Évin et Stefanini intègrent aussi les principales critiques formulées contre l’AME, notamment celle selon laquelle elle ouvre des droits à des soins jugés « non urgents ou non essentiels » : la kinésithérapie, l’optique, les appareils auditifs, les prothèses dentaires, les soins chroniques.

« S’ils n’étaient pas pris en charge financièrement », préviennent-ils, cela « conduirai[t] à voir se dégrader des situations de santé ». Mais ils évoquent la possibilité d’une « mise sous entente préalable » ; soit une « vérification de nécessité et de proportionnalité par le service médical de l’assurance-maladie ». Cela représenterait un nouveau fardeau administratif pour les bénéficiaires de l’AME et leurs soignant·es.

Surcroît de travail administratif
Les auteurs veulent encore conditionner l’AME à la prise en compte des ressources « de l’ensemble du foyer lorsque les personnes sont conjoints, partenaires de Pacs ou concubins ».

Toutes ces évolutions représenteraient un surcroît de travail administratif, que les rapporteurs proposent d’alléger en étendant à deux années, au lieu d’une aujourd’hui, les droits à l’AME, avant un réexamen.

Claude Évin et Patrick Stefanini ont également tenté de dresser un comparatif avec les dispositifs similaires dans d’autres pays européens. S’il s’avère difficile, ils relèvent que la France a une particularité : c’est un des rares pays à conditionner l’AME à un plafond de ressources, 809,90 euros par mois pour une personne seule depuis avril 2023. Est également imposée une résidence continue en France depuis plus de trois mois. « Cette situation, de nature à entraîner du renoncement aux soins, n’est pas sans soulever des interrogations en matière de santé préventive, d’accès aux soins curatifs et de santé publique vis-à-vis de la population. »

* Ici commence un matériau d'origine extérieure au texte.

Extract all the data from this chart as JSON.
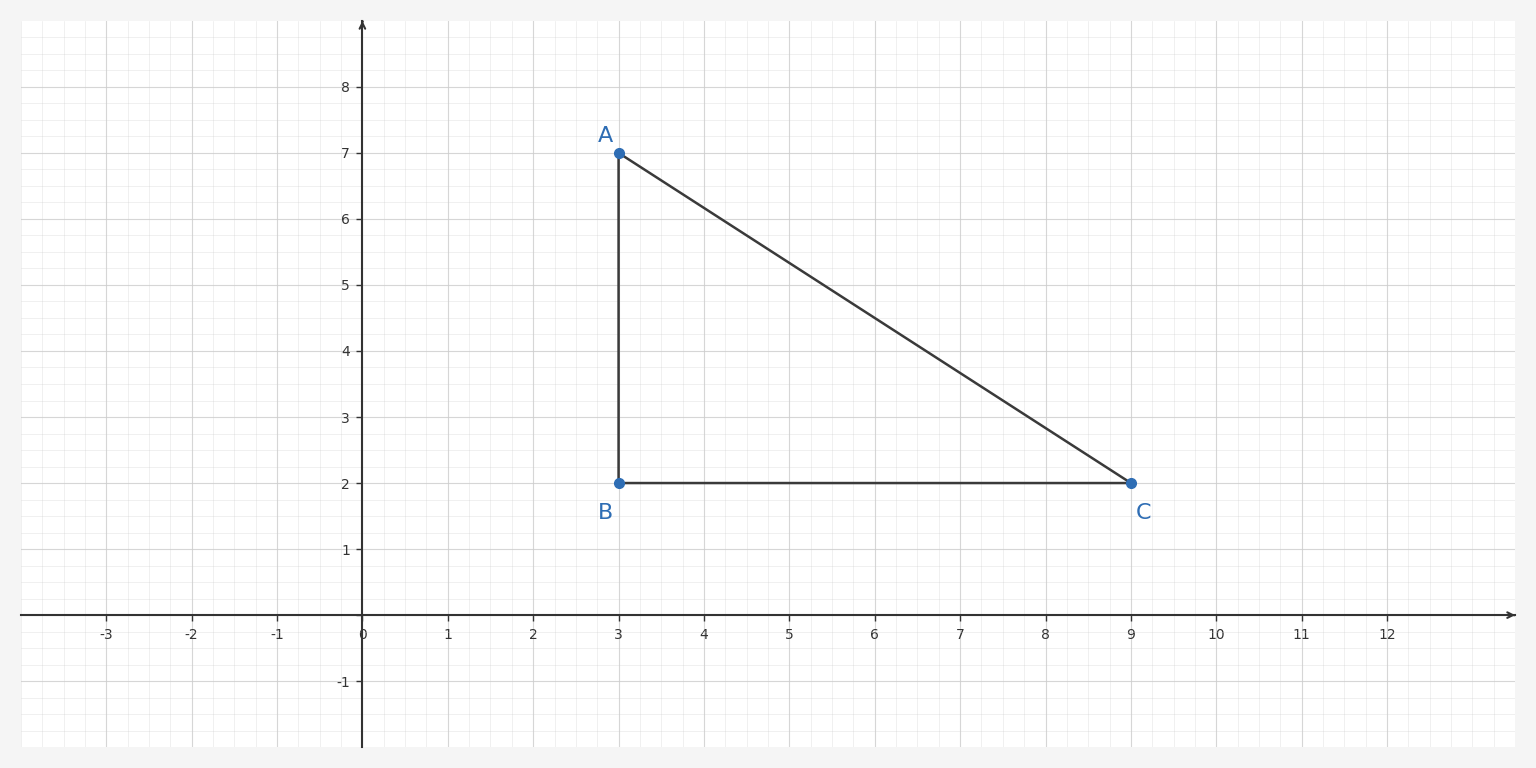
{
  "points": {
    "A": [
      3,
      7
    ],
    "B": [
      3,
      2
    ],
    "C": [
      9,
      2
    ]
  },
  "triangle_color": "#3a3a3a",
  "point_color": "#2e6db4",
  "label_color": "#2e6db4",
  "background_color": "#f5f5f5",
  "plot_bg_color": "#ffffff",
  "xlim": [
    -4,
    13.5
  ],
  "ylim": [
    -2,
    9
  ],
  "xticks": [
    -3,
    -2,
    -1,
    0,
    1,
    2,
    3,
    4,
    5,
    6,
    7,
    8,
    9,
    10,
    11,
    12
  ],
  "yticks": [
    -1,
    0,
    1,
    2,
    3,
    4,
    5,
    6,
    7,
    8
  ],
  "grid_color": "#cccccc",
  "axis_color": "#333333",
  "font_size_labels": 14,
  "font_size_ticks": 13,
  "point_size": 7,
  "line_width": 1.8
}
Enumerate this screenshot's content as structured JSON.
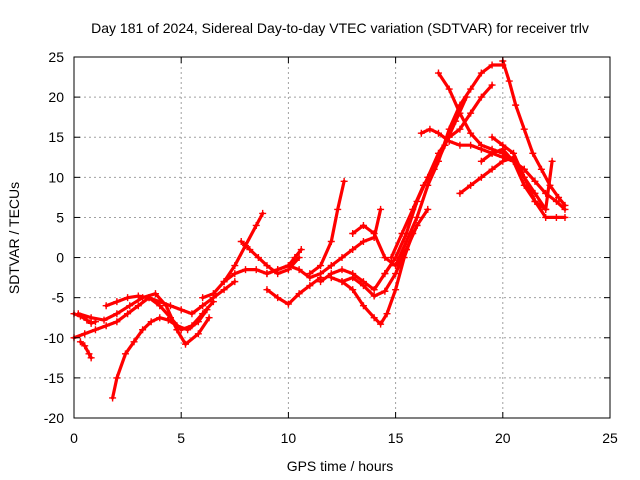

L’un des deux rapporteurs, sans doute Patrick Stefanini, avance une autre proposition non consensuelle : que « le premier renouvellement du bénéfice de l’AME » soit conditionné « à la présentation par le demandeur d’une décision de refus de séjour datant de plus de trois mois et de moins de six mois ». L’autre rapporteur, probablement Claude Évin, s’oppose à cette proposition, qui ferait de l’AME un nouveau dispositif de contrôle de la régularité des séjours des étrangères et étrangers en France, dans un dangereux mélange des genres.